On quality, Chicago Rivet & Machine scores 18/100 on Intrinsiqq's quality scorecard (a lower-quality business on these measures), weighing growth, margins, returns on capital, share count, and balance-sheet strength. It currently yields about 1.2%; see dividend safety for coverage and history. All figures are computed from SEC filings; read the full methodology. This is analysis, not investment advice.
Chicago Rivet & Machine scores 18 out of 100 on Intrinsiqq's quality score, a weighted blend of 6 metrics each scored 0 to 100, which makes it a lower-quality business on these measures. Recent fundamentals include a -7.2% operating margin and a -8.0% return on invested capital. The score weighs revenue and free-cash-flow growth, operating margins, return on invested capital, share-count change, and balance-sheet strength, all computed from SEC filings, not opinion. Because valuation only means something relative to quality, the full metric-by-metric breakdown is on the quality scorecard.

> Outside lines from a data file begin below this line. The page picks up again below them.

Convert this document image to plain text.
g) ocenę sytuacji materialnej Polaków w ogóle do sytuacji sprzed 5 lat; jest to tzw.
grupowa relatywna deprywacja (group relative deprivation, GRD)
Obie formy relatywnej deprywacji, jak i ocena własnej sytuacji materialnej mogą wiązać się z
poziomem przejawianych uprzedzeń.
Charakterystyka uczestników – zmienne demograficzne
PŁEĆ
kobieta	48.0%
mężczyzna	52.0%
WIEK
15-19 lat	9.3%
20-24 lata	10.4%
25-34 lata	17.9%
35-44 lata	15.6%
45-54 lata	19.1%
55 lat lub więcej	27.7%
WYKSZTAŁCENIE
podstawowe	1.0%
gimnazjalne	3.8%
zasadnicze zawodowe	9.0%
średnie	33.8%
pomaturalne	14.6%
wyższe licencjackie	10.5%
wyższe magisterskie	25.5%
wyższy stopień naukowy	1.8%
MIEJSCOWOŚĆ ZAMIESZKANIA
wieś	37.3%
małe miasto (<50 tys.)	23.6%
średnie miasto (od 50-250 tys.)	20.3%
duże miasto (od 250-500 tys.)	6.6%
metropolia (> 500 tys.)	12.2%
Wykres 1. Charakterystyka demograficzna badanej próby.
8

Yes, Chicago Rivet & Machine pays a regular dividend of about $0.12 per share per year (typically in quarterly installments), a yield of roughly 1.2% at the current price. A low headline yield is not the same as a weak dividend: what matters is how well earnings and free cash flow cover the payout and whether it is growing, not the percentage alone. For CVR's full payout history, growth streak and dividend-safety score, see the dividends tab.
That depends on valuation and quality together, not either alone. you should weigh CVR's valuation and scores 18/100 on quality (lower-quality). It also yields about 1.2%. A cheap price is only a bargain if the business is durable, and a premium can be justified by genuine quality, so the two questions, "is it cheap?" and "is it good?", only make sense side by side. Read the valuation against the quality scorecard, run the DCF on your own assumptions, and decide for yourself. This is analysis from SEC filings, not investment advice.